Like Hallowell, Dean Ornish in Love & Survival enthusiastically makes the case that connections to other people are essential to physical health.
Chapter 4: Practicing Contemplation and Tranquility
Mindfulness in Plain English by the Venerable Henepola Gunaratana is a detailed, practical introduction to mindfulness meditation, without any trace of supernaturalism. An earlier edition can be read online, but when used as a guide to a beginning meditation practice, a hardcopy rewards careful and frequent study.
Jon Kabat-Zinn's Full Catastrophe Living describes the use of meditation in a clinical setting, for pain and stress relief, with examples and exercises.

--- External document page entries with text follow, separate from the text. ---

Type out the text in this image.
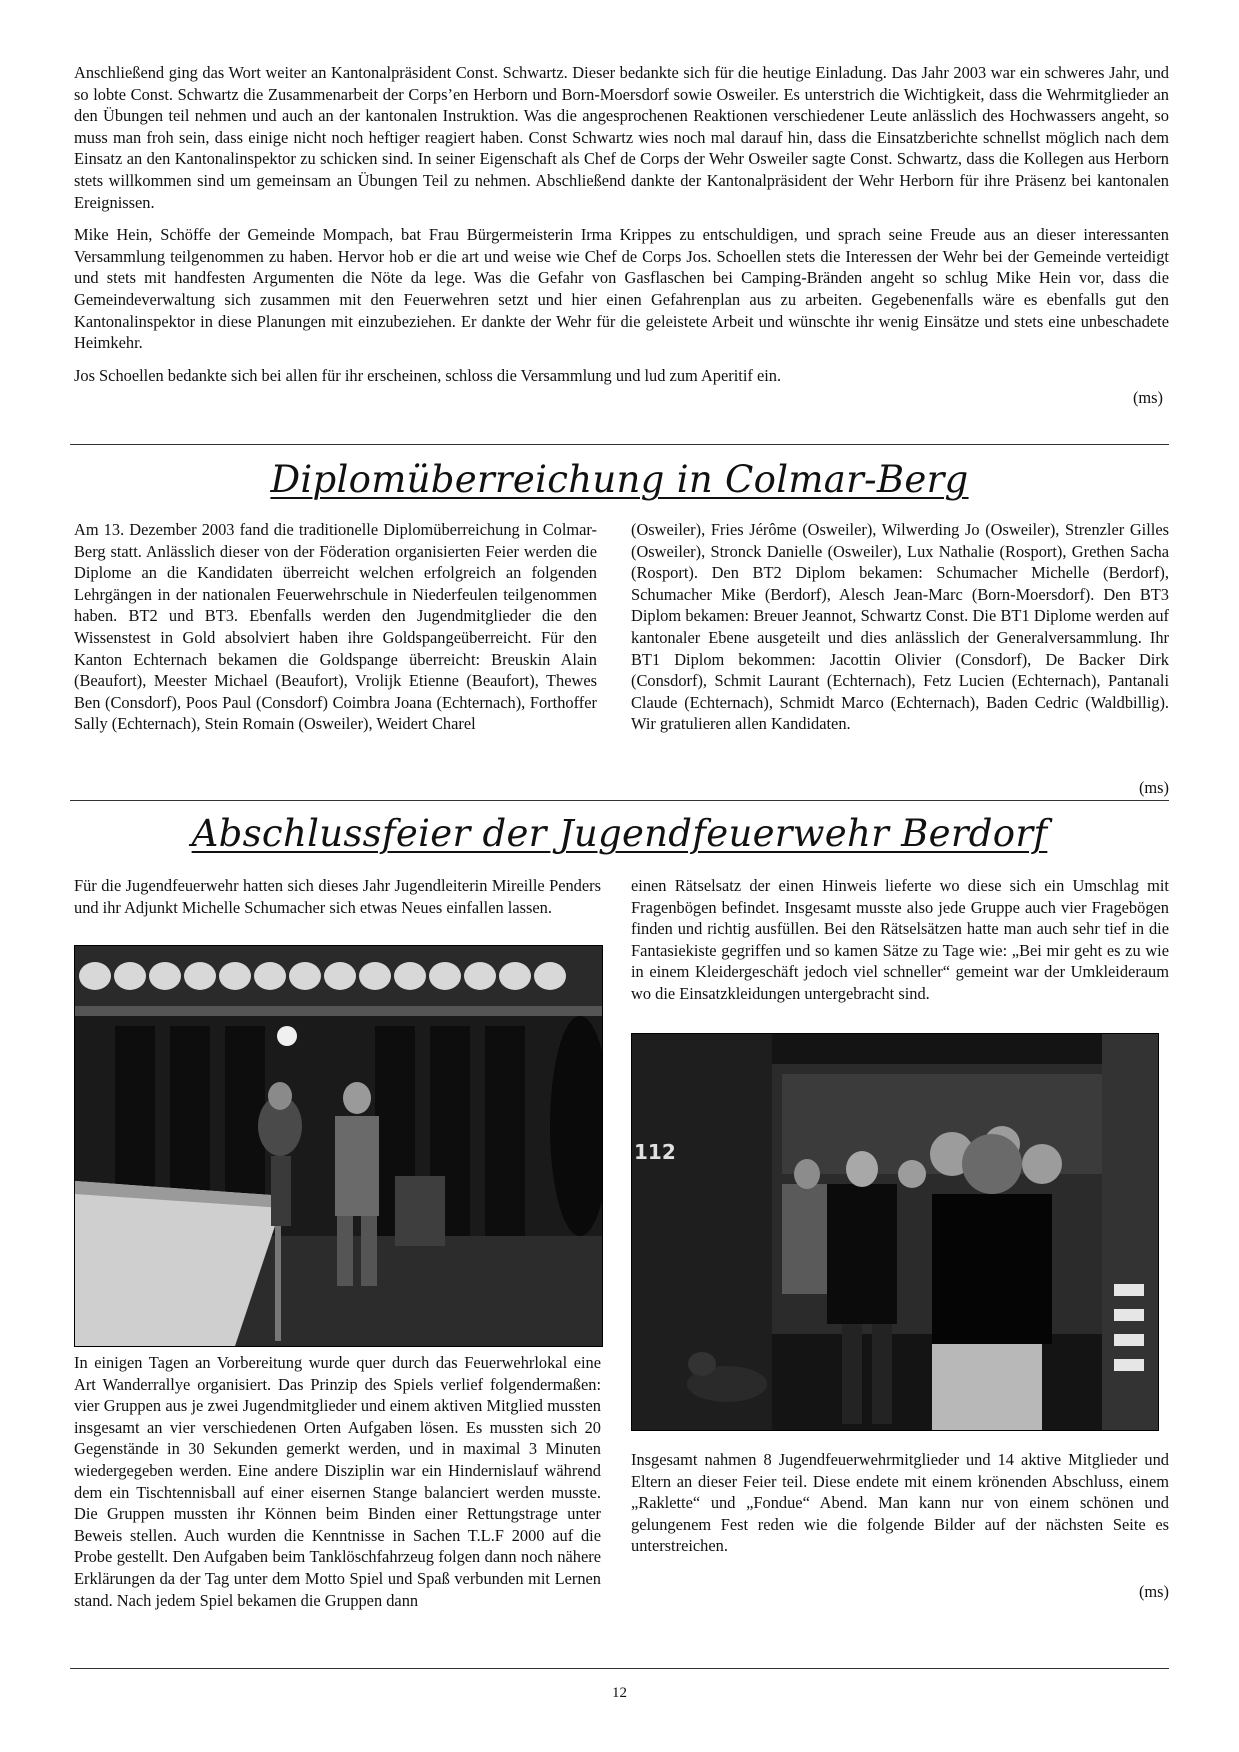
Anschließend ging das Wort weiter an Kantonalpräsident Const. Schwartz. Dieser bedankte sich für die heutige Einladung. Das Jahr 2003 war ein schweres Jahr, und so lobte Const. Schwartz die Zusammenarbeit der Corps’en Herborn und Born-Moersdorf sowie Osweiler. Es unterstrich die Wichtigkeit, dass die Wehrmitglieder an den Übungen teil nehmen und auch an der kantonalen Instruktion. Was die angesprochenen Reaktionen verschiedener Leute anlässlich des Hochwassers angeht, so muss man froh sein, dass einige nicht noch heftiger reagiert haben. Const Schwartz wies noch mal darauf hin, dass die Einsatzberichte schnellst möglich nach dem Einsatz an den Kantonalinspektor zu schicken sind. In seiner Eigenschaft als Chef de Corps der Wehr Osweiler sagte Const. Schwartz, dass die Kollegen aus Herborn stets willkommen sind um gemeinsam an Übungen Teil zu nehmen. Abschließend dankte der Kantonalpräsident der Wehr Herborn für ihre Präsenz bei kantonalen Ereignissen.

Mike Hein, Schöffe der Gemeinde Mompach, bat Frau Bürgermeisterin Irma Krippes zu entschuldigen, und sprach seine Freude aus an dieser interessanten Versammlung teilgenommen zu haben. Hervor hob er die art und weise wie Chef de Corps Jos. Schoellen stets die Interessen der Wehr bei der Gemeinde verteidigt und stets mit handfesten Argumenten die Nöte da lege. Was die Gefahr von Gasflaschen bei Camping-Bränden angeht so schlug Mike Hein vor, dass die Gemeindeverwaltung sich zusammen mit den Feuerwehren setzt und hier einen Gefahrenplan aus zu arbeiten. Gegebenenfalls wäre es ebenfalls gut den Kantonalinspektor in diese Planungen mit einzubeziehen. Er dankte der Wehr für die geleistete Arbeit und wünschte ihr wenig Einsätze und stets eine unbeschadete Heimkehr.

Jos Schoellen bedankte sich bei allen für ihr erscheinen, schloss die Versammlung und lud zum Aperitif ein.

(ms)
Diplomüberreichung in Colmar-Berg
Am 13. Dezember 2003 fand die traditionelle Diplomüberreichung in Colmar-Berg statt. Anlässlich dieser von der Föderation organisierten Feier werden die Diplome an die Kandidaten überreicht welchen erfolgreich an folgenden Lehrgängen in der nationalen Feuerwehrschule in Niederfeulen teilgenommen haben. BT2 und BT3. Ebenfalls werden den Jugendmitglieder die den Wissenstest in Gold absolviert haben ihre Goldspangeüberreicht. Für den Kanton Echternach bekamen die Goldspange überreicht: Breuskin Alain (Beaufort), Meester Michael (Beaufort), Vrolijk Etienne (Beaufort), Thewes Ben (Consdorf), Poos Paul (Consdorf) Coimbra Joana (Echternach), Forthoffer Sally (Echternach), Stein Romain (Osweiler), Weidert Charel
(Osweiler), Fries Jérôme (Osweiler), Wilwerding Jo (Osweiler), Strenzler Gilles (Osweiler), Stronck Danielle (Osweiler), Lux Nathalie (Rosport), Grethen Sacha (Rosport). Den BT2 Diplom bekamen: Schumacher Michelle (Berdorf), Schumacher Mike (Berdorf), Alesch Jean-Marc (Born-Moersdorf). Den BT3 Diplom bekamen: Breuer Jeannot, Schwartz Const. Die BT1 Diplome werden auf kantonaler Ebene ausgeteilt und dies anlässlich der Generalversammlung. Ihr BT1 Diplom bekommen: Jacottin Olivier (Consdorf), De Backer Dirk (Consdorf), Schmit Laurant (Echternach), Fetz Lucien (Echternach), Pantanali Claude (Echternach), Schmidt Marco (Echternach), Baden Cedric (Waldbillig). Wir gratulieren allen Kandidaten.
(ms)
Abschlussfeier der Jugendfeuerwehr Berdorf
Für die Jugendfeuerwehr hatten sich dieses Jahr Jugendleiterin Mireille Penders und ihr Adjunkt Michelle Schumacher sich etwas Neues einfallen lassen.
In einigen Tagen an Vorbereitung wurde quer durch das Feuerwehrlokal eine Art Wanderrallye organisiert. Das Prinzip des Spiels verlief folgendermaßen: vier Gruppen aus je zwei Jugendmitglieder und einem aktiven Mitglied mussten insgesamt an vier verschiedenen Orten Aufgaben lösen. Es mussten sich 20 Gegenstände in 30 Sekunden gemerkt werden, und in maximal 3 Minuten wiedergegeben werden. Eine andere Disziplin war ein Hindernislauf während dem ein Tischtennisball auf einer eisernen Stange balanciert werden musste. Die Gruppen mussten ihr Können beim Binden einer Rettungstrage unter Beweis stellen. Auch wurden die Kenntnisse in Sachen T.L.F 2000 auf die Probe gestellt. Den Aufgaben beim Tanklöschfahrzeug folgen dann noch nähere Erklärungen da der Tag unter dem Motto Spiel und Spaß verbunden mit Lernen stand. Nach jedem Spiel bekamen die Gruppen dann
einen Rätselsatz der einen Hinweis lieferte wo diese sich ein Umschlag mit Fragenbögen befindet. Insgesamt musste also jede Gruppe auch vier Fragebögen finden und richtig ausfüllen. Bei den Rätselsätzen hatte man auch sehr tief in die Fantasiekiste gegriffen und so kamen Sätze zu Tage wie: „Bei mir geht es zu wie in einem Kleidergeschäft jedoch viel schneller“ gemeint war der Umkleideraum wo die Einsatzkleidungen untergebracht sind.
112
Insgesamt nahmen 8 Jugendfeuerwehrmitglieder und 14 aktive Mitglieder und Eltern an dieser Feier teil. Diese endete mit einem krönenden Abschluss, einem „Raklette“ und „Fondue“ Abend. Man kann nur von einem schönen und gelungenem Fest reden wie die folgende Bilder auf der nächsten Seite es unterstreichen.
(ms)
12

Sharon Salzberg in A Heart as Wide as the World goes into detail on the methods and benefits of metta practice, the Buddhist method of reprogramming yourself toward attitudes of compassion and generosity.
Chapter 5: Using Ritual
Susan Lieberman's New Traditions is a wonderful compilation of the experiences of real people who invented traditions to serve the needs of singles, families, single parents and neighborhoods.
Robert Fulghum's From Beginning to End is a warm and folksy study of ritual in daily life, and very good on wedding rituals.
The Joy of Ritual by Barbara Biziou contains some new-age flakiness, but it also has good ideas for designing rituals.
Chapter 6: Pursuing Bliss
James Austin's Zen and the Brain contains several good books interwoven: One is a detailed, well-written tour of the brain and what is known of the function of each of its parts; another is a layman’s study of Zen meditative practices; a third is a doctor’s survey of different methods of Bliss induction, with special attention to the use of mind-altering drugs.
The Mystical Mind by d’Aquili and Newberg presents a detailed, credible model for how religious belief and the Bliss experience might work, based in neuroanatomy. (Andrew Newberg continued the theme of "neurotheology" in Why God Won't Go Away.)
Chapter 7: Inspiring Self-Transcendence
Marjorie N. Allen's What Are Little Girls Made Of contains capsule reviews of many current and classic children’s books provide a useful resource for any parent who wants to build up a stock of hero material.
Moira Reynolds' Immigrant American Women Role Models has short biographies of fifteen interesting women, clearly written in matter-of-fact style.
Shambhala by the late Chogyam Trungpa is an inspiring, poetic, yet purely secular invocation to reach for the best you can find within yourself. It calls you to be a “warrior,” in the sense of one who fears nothing and acts with decision and forethought. Check the reader reviews on Amazon.com: their number and passion show that this is an extraordinary book.
Chapter 8: Articulating Your Ethics
Ethics for the New Millennium by His Holiness the Dalai Lama is an eloquent argument for the need of a secular ethical system that can be respected world-wide. It explores the highly practical reasons why ethics cannot be separated from the need to rid oneself of anger and replace it with compassion.
Chapter 9: Dancing with Mr. D.
Living Through Personal Crisis by Ann Kaiser Stearns is a deservedly popular manual on the experience of bereavement. Don’t give a copy to a bereaved person; the bereaved lack the patience to read. Read it yourself in order to get practical knowledge on how to be truly helpful.
Andrea Sankar's Dying at Home is a comprehensive guidebook for home care of the dying.
R. E. Markin's The Affordable Funeral is a detailed consumer’s guide to purchasing funerary services. Markin explains industry jargon and reveals the marketing tricks. For a sample of his style (crisp, bordering on irascible) check his web site.
In Estate Planning Basics Denis Clifford explains in lucid and reassuring style the options of preserving and passing on an estate.
Chapter 10: Being Happy
The Pursuit of Happiness by David G. Myers is a readable, entertaining survey of the research on happiness.
In Learned Optimism Martin Seligman went at length into the many effects that cognitive style (optimistic versus pessimistic outlooks) have on every part of life.
A Guide to Personal Happiness by Albert Ellis is a brisk introduction to Rational Emotive Behavior Therapy, a therapeutic method that promises a short route to the removal of learned pessimism.